Но у него нет этой возможности. Они, эти истязатели, знают его больное место, его поставили к стене, его спина обнажена и у него остался живым, трепещущим, один, один только вопрос, чтобы никто не трогал его больную спину. Все стушевывается перед этим жгучим вопросом, все отмирает. Нет больше идей и убеждений твердокаменных, нет больше искрящегося ума, нет правды – справедливости, нет амбиции и совести, нет даже больше желания бороться за свое существование. Все сосредоточено в одном всесильном императиве: Не трогать больной спины, спины, вибрирующей от ожидания, от возможного прикосновения. Подсознание подсказывает ему, безошибочно, единственное спасение в крике "ХАЙЛЬ ГИТЛЕР! ХАЙЛЬ ГИТЛЕР!" Голос сейчас единственный спаситель, единственная защита. И голос становится все громче и громче, ровнее и ровнее. Он становится все больше задушевным, осмысленным, сознательным. Кем были мы вообще доселе? Сборищем немощных, у которых не хватило сил и уменья помочь себе, когда власть, полная власть, была в их руках! Мы взирали налево и направо, бросались во все стороны, не веря в собственные силы, в свою способность и правоту. Да, ХАЙЛЬ ГИТЛЕР мессия и "ИУДА ФЕРЭКЕ!

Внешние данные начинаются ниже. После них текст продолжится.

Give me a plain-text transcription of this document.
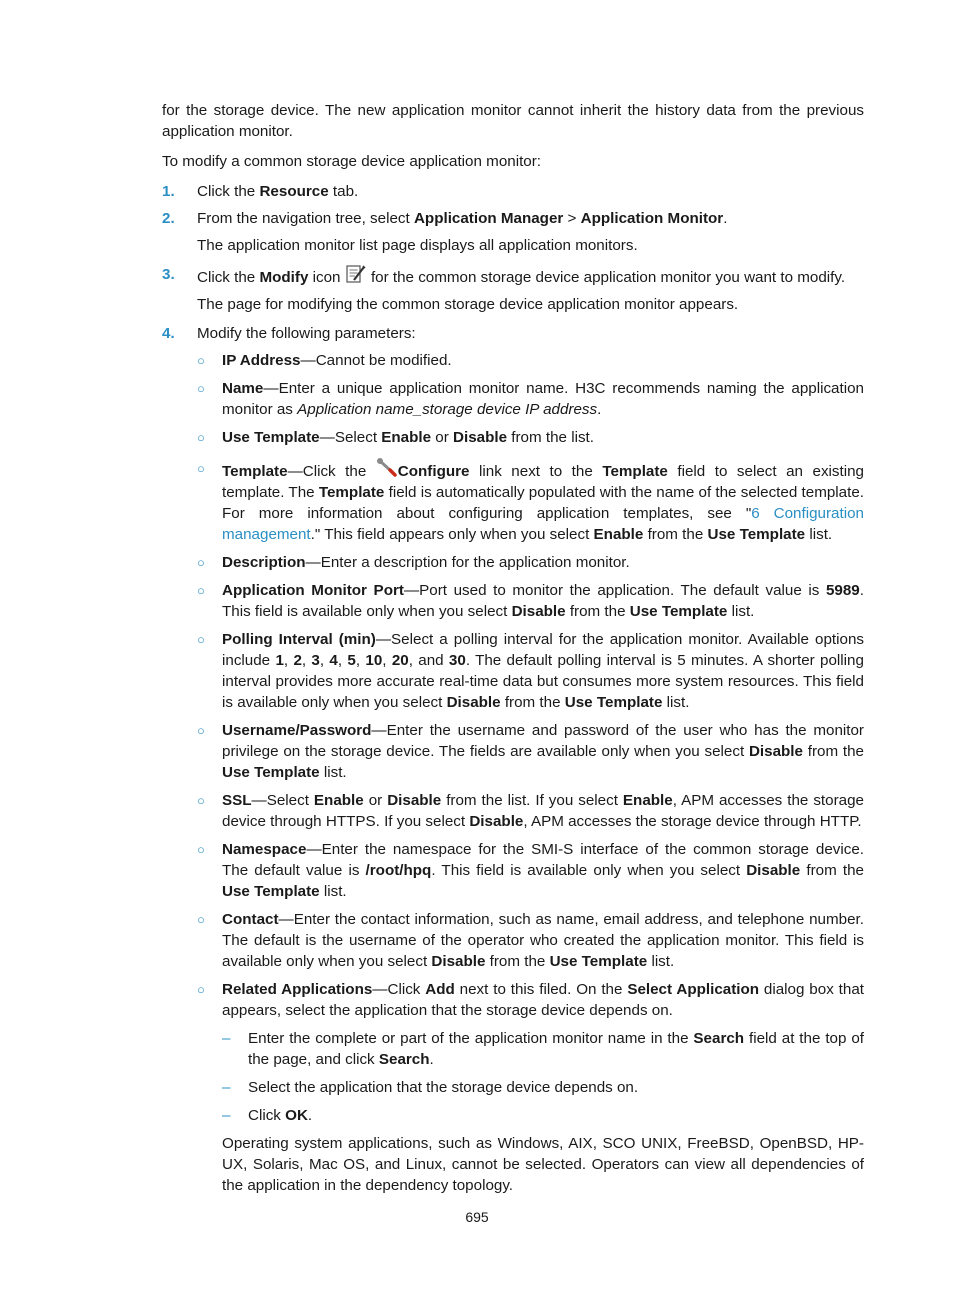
for the storage device. The new application monitor cannot inherit the history data from the previous application monitor.

To modify a common storage device application monitor:

1. Click the Resource tab.
2. From the navigation tree, select Application Manager > Application Monitor.

The application monitor list page displays all application monitors.

3. Click the Modify icon  for the common storage device application monitor you want to modify.

The page for modifying the common storage device application monitor appears.

4. Modify the following parameters:
○ IP Address—Cannot be modified.
○ Name—Enter a unique application monitor name. H3C recommends naming the application monitor as Application name_storage device IP address.
○ Use Template—Select Enable or Disable from the list.
○ Template—Click the Configure link next to the Template field to select an existing template. The Template field is automatically populated with the name of the selected template. For more information about configuring application templates, see "6 Configuration management." This field appears only when you select Enable from the Use Template list.
○ Description—Enter a description for the application monitor.
○ Application Monitor Port—Port used to monitor the application. The default value is 5989. This field is available only when you select Disable from the Use Template list.
○ Polling Interval (min)—Select a polling interval for the application monitor. Available options include 1, 2, 3, 4, 5, 10, 20, and 30. The default polling interval is 5 minutes. A shorter polling interval provides more accurate real-time data but consumes more system resources. This field is available only when you select Disable from the Use Template list.
○ Username/Password—Enter the username and password of the user who has the monitor privilege on the storage device. The fields are available only when you select Disable from the Use Template list.
○ SSL—Select Enable or Disable from the list. If you select Enable, APM accesses the storage device through HTTPS. If you select Disable, APM accesses the storage device through HTTP.
○ Namespace—Enter the namespace for the SMI-S interface of the common storage device. The default value is /root/hpq. This field is available only when you select Disable from the Use Template list.
○ Contact—Enter the contact information, such as name, email address, and telephone number. The default is the username of the operator who created the application monitor. This field is available only when you select Disable from the Use Template list.
○ Related Applications—Click Add next to this filed. On the Select Application dialog box that appears, select the application that the storage device depends on.
– Enter the complete or part of the application monitor name in the Search field at the top of the page, and click Search.
– Select the application that the storage device depends on.
– Click OK.

Operating system applications, such as Windows, AIX, SCO UNIX, FreeBSD, OpenBSD, HP-UX, Solaris, Mac OS, and Linux, cannot be selected. Operators can view all dependencies of the application in the dependency topology.

695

ХАЙЛЬ ГИТЛЕР, ХАЙЛЬ ГИТЛЕР!!!"

-- "Что с вами, профессор?" Лицо его стало пепельно-серым. Пена забила изо рта и крик его, дикий крик "ХАЙЛЬ ГИТЛЕР" раздавался в комнате все громче и громче. "Профессор, ради Бога, успокойтесь!" Он зашатался, я схватил его в свои объятия, он был в глубоком обмороке. Я его уложил на диван, привел в себя.

Он пробовал улыбнуться, но улыбка вышла натянутой, кривой.

-- "Да, если бы дана была возможность бороться с врагом лицом к лицу!"

-- "Профессор, прошу вас, не будем говорить об этом больше".

-- "Нет, ничего! Единственное, что я хотел вам добавить, это то, что тот, который дни и ночи, долгими неделями, добровольно или насильно кричал "ХАЙЛЬ ГИТЛЕР", не имеет права ненавидеть".

-- "?"

-- "Не знаю! Нет у меня слов обозначить то другое. Но это, что-то, не вражда, не ненависть, совершенно нечто другое, не похожее!!!"

Мы оба замолчали и погрузились в глубокую задумчивость.

Шолом Аш (1880 – 1957)
Писатель, классик еврейской литературы.
Из журнала "Еврейская жизнь" №24 за 1935 год, Харбин.